Tralascio i dettagli, dico solo che Roma si trovò coinvolta in un quindicennio di lavori militari che terranno conto dei cannoni “rigati” dalle gittate a sei-sette chilometri, e dei proiettili esplodenti.
Col progetto De Giorgis dovevano nascere diciannove forti e diciannove batterie, tutti e tutte dell’ultima generazione Questi lavori nel quindicennio dal 1877 al 1892 vennero in ampia parte conclusi, assieme a opere aggiunte, consentendo così alla Capitale di respingere i pirati o di difendersi dalle zanzare delle paludi vicine.
Avremo così le maxistrutture dei forti di Monte Mario, Trionfale, Braschi, Boccea, Aurelia Antica, Bravetta, Portuense, Ostiense, Ardeatina, Appia Antica, Casilina, Prenestina, Tiburtina, Pietralata, Monte Antenne, nonché le batterie di Tevere, Appia Pignatelli, Porta Furba, Nomentana, più altre cosette maggiori e minori per fortuna non ancora terminate. Tutte assolutamente inutili, mai impiegate o un colpo sparato (beh! ci fucilarono un po’ di gente), costate a suo tempo milioni e milioni, quando una stanza in un hotel di lusso costava due lire a notte (ho con me la guida Hachette del 1906), quando con quel fiume di soldi potevano rivoltarci Roma.

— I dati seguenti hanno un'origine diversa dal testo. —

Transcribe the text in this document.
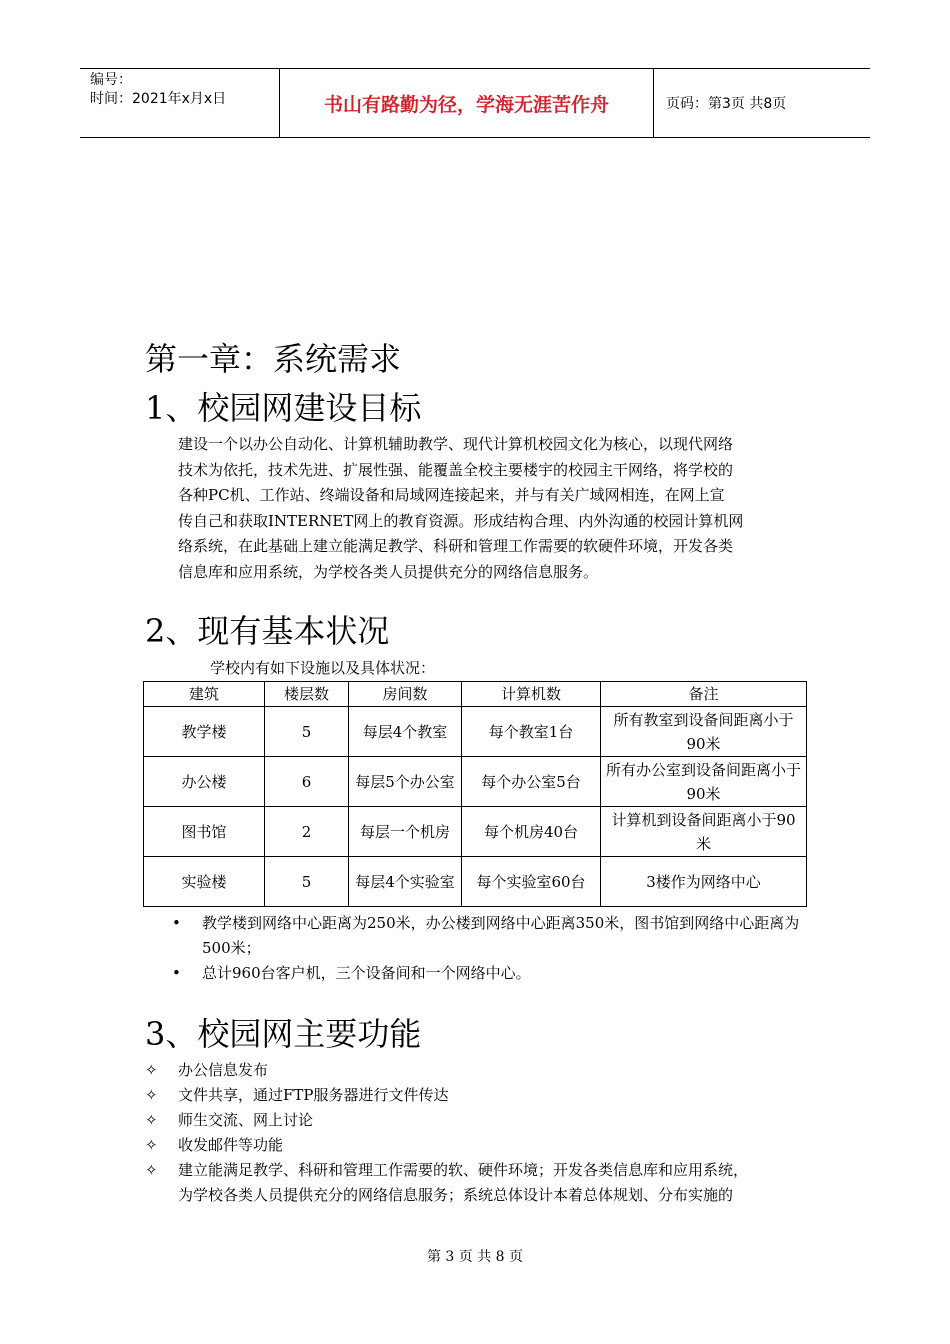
编号：
时间：2021年x月x日	书山有路勤为径，学海无涯苦作舟	页码：第3页 共8页
第一章：系统需求
1、校园网建设目标
建设一个以办公自动化、计算机辅助教学、现代计算机校园文化为核心，以现代网络
技术为依托，技术先进、扩展性强、能覆盖全校主要楼宇的校园主干网络，将学校的
各种PC机、工作站、终端设备和局域网连接起来，并与有关广域网相连，在网上宣
传自己和获取INTERNET网上的教育资源。形成结构合理、内外沟通的校园计算机网
络系统，在此基础上建立能满足教学、科研和管理工作需要的软硬件环境，开发各类
信息库和应用系统，为学校各类人员提供充分的网络信息服务。
2、现有基本状况
学校内有如下设施以及具体状况：
建筑	楼层数	房间数	计算机数	备注
教学楼	5	每层4个教室	每个教室1台	所有教室到设备间距离小于90米
办公楼	6	每层5个办公室	每个办公室5台	所有办公室到设备间距离小于90米
图书馆	2	每层一个机房	每个机房40台	计算机到设备间距离小于90米
实验楼	5	每层4个实验室	每个实验室60台	3楼作为网络中心
• 教学楼到网络中心距离为250米，办公楼到网络中心距离350米，图书馆到网络中心距离为500米；
• 总计960台客户机，三个设备间和一个网络中心。
3、校园网主要功能
✧ 办公信息发布
✧ 文件共享，通过FTP服务器进行文件传达
✧ 师生交流、网上讨论
✧ 收发邮件等功能
✧ 建立能满足教学、科研和管理工作需要的软、硬件环境；开发各类信息库和应用系统，
为学校各类人员提供充分的网络信息服务；系统总体设计本着总体规划、分布实施的
第 3 页 共 8 页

Mi chiedo quanto siano costati la pletora dei progetti di questa faraonica necessità difensiva, dei teams di militari, civili, progettisti, ingegneri, geologi, studiosi, burocrati, amministrativi.
Poi quando nel 1943 e 1944 Roma avrebbe avuto bisogno di uno straccio di difesa, i “forti” non serviranno a niente.
Tornando all’inizio ribadisco che più di centanni or sono Roma ebbe il suo periodo alla Stalingrado, guai ai turchi, ai saraceni, ai punici, ai barbari (non ne aggiungo altri, non ne ho) che avessero pensato di togliere la capitale ai montanari del nord, che in casa loro forse non parlavano ancora l’italiano.
Mi sarebbe piaciuto vedere poi l’esito se qualche malintenzionato avesse avuto l’idea di attaccarci sul serio..
Duce, quello della fine del 1800 fu un’inutile quindicennio di sprechi in un momento di abissale povertà pubblica e privata, da non paragonare in alcun modo al tuo quindicennio, quando rivoluzionasti si’ l’Italia (belle queste rivoluzioni), ma soprattutto desti seriamente a Roma un volto moderno, avanzato, non da milite spaccone di Plauto.
Ecco perché ho terrore, per modo di dire (di norma non l’ho per nessuna cosa) in merito ai paesi che pensino di risolvere i loro problemi con interventi dei militari.
Non dico con questo che non possa averne stima e considerazione, ma facciano il loro mestiere e non sognino impossibili piani di offesa e difesa da nemici magari immaginati, spendendo fiumi di denaro pubblico da loro non sudato, e tirato fuori dalle nostre tasche.
Per completare il pensiero non posso sottacere che il nuovo corso sabaudo di cose ben fatte ne fece anch’esso e in buona misura, però il livello del tempo del Duce non venne mai raggiunto. Così, mi ripeto e non mi pesa, spero idem per chi legge, per me l’unità d’Italia cercò di adfferontarla seriamente il Duce, e la portò molto avanti.
Prima fu solo un matrimonio non sentito, imposto dai saccenti lombardo-piemontesi di allora. Accanto ove abito oggi ho potuto visitare ciò che resta del Forte Ardeatino. Credo che nessuno sappia a cosa si riferiscano quei residui di megastrutture, penseranno trattarsi di cose di Giulio Cesare, o dei granai vicini dell’imperatore Nerva.